The latest victims included 62 Chicago-area residents, a DuPage County man in his 30s and two Cook County women in their 40s.

The unprecedented surge in deaths follows the predictable pattern health officials have been laying out for months: an October spike in cases, leading to a November spike in hospitalizations and record numbers of fatalities so far in December.

The 10,526 new coronavirus cases were diagnosed among 112,634 tests; that lowered the state’s average positivity rate a tenth of a percentage point to 10.3%.

Graph not displaying properly? Click here.

The governor has said he’s cautiously optimistic Illinois has seen the worst of its resurgence, but that’s no guarantee as his health team braces for yet another uptick in cases due to super-spreading Thanksgiving gatherings last week.

The state’s hospitals, while still treating more coronavirus patients than during the first wave, have seen a gradual decline in admissions since Nov. 22. As of Thursday night, 5,453 beds were occupied by COVID-19 patients, with 1,153 of them receiving intensive care and 703 using ventilators.

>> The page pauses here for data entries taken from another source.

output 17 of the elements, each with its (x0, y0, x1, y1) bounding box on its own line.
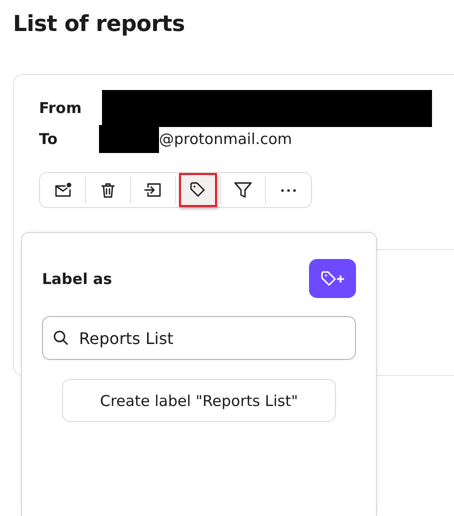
page-title: List of reports (12, 11, 186, 39)
more-icon (280, 188, 296, 192)
tag-icon (189, 181, 207, 199)
trash-icon (99, 181, 117, 199)
field-label: To (39, 130, 59, 148)
tag-plus-icon (320, 270, 346, 288)
field-label: From (39, 99, 83, 117)
search-icon (53, 330, 69, 346)
add-label-button[interactable] (309, 259, 356, 298)
create-label-button[interactable]: Create label "Reports List" (62, 379, 336, 422)
search-field[interactable]: Reports List (42, 316, 356, 360)
move-to-folder-icon (144, 181, 162, 199)
popup-title: Label as (42, 270, 112, 288)
toolbar-button[interactable] (179, 173, 217, 207)
filter-icon (234, 181, 252, 199)
email-address: @protonmail.com (159, 130, 292, 148)
envelope-icon (54, 181, 72, 199)
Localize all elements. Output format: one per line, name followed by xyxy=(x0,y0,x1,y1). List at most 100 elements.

Some parts of the state are still close to a critical point, though, with only 17 ICU beds available for the entire southern Illinois region, and 20 ICU beds available in both the central Illinois region, which includes Springfield, and the downstate Metro East region, which includes East St. Louis.

It could still be another week before Illinois sees any noticeable increase in cases due to transmission over the holiday weekend.

“We still have to get through this period that people have talked about as a surge upon the surge,” Pritzker said. “But I’m always hopeful when I see the numbers going the right direction.”

Since March, 10.9 million COVID-19 tests have been administered in Illinois, with at least 770,088 people contracting the virus and 12,974 of those dying.